Şuan Aledanın beni yani Kenanı öldürebilecek kadar sinirlendiğini hissedebiliyordum. Sanırım kaçsam çok iyi olacak yoksa bir anda karşıma çıkabilir ve ben olduğumu anlayabilirdi. Bu sefer hızlıca odama girmiştim ve kapıyı içerden kilitlemiştim. İyice bir oh çekip kapının deliğinde aledayı görmeye çalışıyordum. Azda olsa görebiliyordum. Yüzünde bir şaşkınlık vardı fakat bu şaşkınlığın altında yatan bir öfke ve kinlik vardı. Aledayı eğer iyi tanıyorsam içi rahat etmeden buradan gitmezdi. Tamda tahmin ettiğim gibi Aleda ilk önce kapımın önüne yaklaştı ve daha sonra kapıma en az 5 tekme indirdi.

" Bunu herkese söyleyeceğim. Kenan Erçetin tam bir hödük , bir bayanın yüzüne bakmaya bile tenezzül etmeyecek kadar aciz ve egolu. Ayrıca hiçte yakışıklı değil. Fit hiç değil. Köbekli birşey diyeceğim. "

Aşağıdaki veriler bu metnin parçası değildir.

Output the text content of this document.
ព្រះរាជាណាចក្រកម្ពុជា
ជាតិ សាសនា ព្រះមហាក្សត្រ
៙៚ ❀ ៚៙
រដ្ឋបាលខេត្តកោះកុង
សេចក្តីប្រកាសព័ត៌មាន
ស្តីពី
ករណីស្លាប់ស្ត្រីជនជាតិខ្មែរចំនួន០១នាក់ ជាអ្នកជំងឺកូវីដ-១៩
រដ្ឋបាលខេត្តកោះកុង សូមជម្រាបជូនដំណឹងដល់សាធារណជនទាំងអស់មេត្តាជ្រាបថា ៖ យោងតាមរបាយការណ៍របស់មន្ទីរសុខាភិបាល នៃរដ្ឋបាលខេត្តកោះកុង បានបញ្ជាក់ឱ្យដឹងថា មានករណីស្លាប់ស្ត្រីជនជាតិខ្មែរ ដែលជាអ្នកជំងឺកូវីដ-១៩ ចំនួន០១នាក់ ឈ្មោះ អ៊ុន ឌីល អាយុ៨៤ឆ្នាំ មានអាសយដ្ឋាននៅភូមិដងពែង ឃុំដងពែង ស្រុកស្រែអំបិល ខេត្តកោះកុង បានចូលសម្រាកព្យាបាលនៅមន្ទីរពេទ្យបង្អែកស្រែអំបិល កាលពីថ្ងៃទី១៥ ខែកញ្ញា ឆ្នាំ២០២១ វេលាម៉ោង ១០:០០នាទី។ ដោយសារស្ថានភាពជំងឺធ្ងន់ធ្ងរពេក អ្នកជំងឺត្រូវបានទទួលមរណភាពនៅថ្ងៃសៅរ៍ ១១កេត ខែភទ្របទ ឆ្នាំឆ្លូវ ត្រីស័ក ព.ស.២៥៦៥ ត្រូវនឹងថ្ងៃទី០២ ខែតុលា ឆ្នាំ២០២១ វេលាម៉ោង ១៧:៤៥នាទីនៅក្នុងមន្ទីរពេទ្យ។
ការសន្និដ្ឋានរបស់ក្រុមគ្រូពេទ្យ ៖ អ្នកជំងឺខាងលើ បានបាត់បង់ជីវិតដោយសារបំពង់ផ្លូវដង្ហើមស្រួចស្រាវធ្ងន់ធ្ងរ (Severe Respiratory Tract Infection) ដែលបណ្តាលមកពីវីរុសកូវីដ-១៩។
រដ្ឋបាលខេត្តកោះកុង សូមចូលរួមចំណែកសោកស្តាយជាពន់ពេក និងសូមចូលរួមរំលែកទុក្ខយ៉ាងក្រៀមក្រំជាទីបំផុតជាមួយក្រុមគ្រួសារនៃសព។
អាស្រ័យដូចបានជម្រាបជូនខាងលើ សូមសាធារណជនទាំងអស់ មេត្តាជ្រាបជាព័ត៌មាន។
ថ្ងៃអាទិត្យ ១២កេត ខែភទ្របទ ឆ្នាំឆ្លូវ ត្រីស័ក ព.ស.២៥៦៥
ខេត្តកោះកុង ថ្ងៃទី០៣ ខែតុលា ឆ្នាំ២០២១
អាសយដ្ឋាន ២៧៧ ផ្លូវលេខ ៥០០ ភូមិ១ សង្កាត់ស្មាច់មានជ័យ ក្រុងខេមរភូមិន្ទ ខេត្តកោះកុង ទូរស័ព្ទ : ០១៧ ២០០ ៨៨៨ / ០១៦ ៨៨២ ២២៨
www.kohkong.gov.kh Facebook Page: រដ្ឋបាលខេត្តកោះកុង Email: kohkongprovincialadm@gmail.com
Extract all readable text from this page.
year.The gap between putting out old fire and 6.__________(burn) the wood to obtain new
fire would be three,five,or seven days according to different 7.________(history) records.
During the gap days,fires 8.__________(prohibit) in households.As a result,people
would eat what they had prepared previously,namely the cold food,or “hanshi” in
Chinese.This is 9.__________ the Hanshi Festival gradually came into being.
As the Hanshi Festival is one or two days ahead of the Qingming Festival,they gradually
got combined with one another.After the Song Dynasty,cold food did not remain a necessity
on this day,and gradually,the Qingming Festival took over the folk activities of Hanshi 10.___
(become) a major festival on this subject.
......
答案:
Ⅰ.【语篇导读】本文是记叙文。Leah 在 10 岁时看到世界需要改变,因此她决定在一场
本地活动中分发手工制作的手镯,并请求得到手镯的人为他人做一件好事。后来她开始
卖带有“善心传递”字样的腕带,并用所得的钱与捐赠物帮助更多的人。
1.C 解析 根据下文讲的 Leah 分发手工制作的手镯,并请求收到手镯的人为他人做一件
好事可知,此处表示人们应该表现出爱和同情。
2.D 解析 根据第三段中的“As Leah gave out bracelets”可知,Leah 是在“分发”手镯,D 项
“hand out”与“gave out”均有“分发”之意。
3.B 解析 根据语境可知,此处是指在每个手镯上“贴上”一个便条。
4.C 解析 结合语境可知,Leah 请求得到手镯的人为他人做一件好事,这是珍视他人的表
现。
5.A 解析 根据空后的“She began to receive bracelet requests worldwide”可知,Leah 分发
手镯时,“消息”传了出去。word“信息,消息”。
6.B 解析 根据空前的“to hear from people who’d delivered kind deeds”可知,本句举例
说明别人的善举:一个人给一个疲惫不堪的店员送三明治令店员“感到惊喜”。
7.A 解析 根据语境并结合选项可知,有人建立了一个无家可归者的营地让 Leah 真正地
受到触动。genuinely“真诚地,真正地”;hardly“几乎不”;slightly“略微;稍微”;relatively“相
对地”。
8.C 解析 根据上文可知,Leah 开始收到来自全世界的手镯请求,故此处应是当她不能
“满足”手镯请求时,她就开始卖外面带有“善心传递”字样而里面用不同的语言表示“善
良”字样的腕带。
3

Aleda bunları bas bas bağırıp herkesin ortasında söylüyordu. Ben kapana kısılmış fare gibi odamdan bunları dinliyor ve kendi kendime Aledanın bu hallerine gülüyordum. Kapının deliğine tekrar bakınca ödüm kopmuştu. Çünkü Aledada delikten odamı dikizliyordu. Ben bir anda gözlerimi geri çekince direk ordan uzaklaştım ve ses çıkarmamaya çalıştım. Aleda neymiş böyle ya resmen ajan gibi kız. İlle bu kenan erçetini görecek yani. Baktı tabi küçük hanım birşey göremeyince gidicek işte böyle. Bir süre sonra sesler kesilince bende artık gitmiştir ümidiyle odamdan çıktım. Etrafı incelerken bir anda merdivenlerden hızlı adımlarla gelen Aledayı farkettim. Resmen korku filmi çekiyorduk şirkette. Son saniyelerde odama girip kapıyı kilitledim. Bu ne ya hala gitmemiş. Valla artık korkmaya başladım ben bu kızdan. Odamda nefes nefese kalmış su içiyorken Aledanın sesini duydum.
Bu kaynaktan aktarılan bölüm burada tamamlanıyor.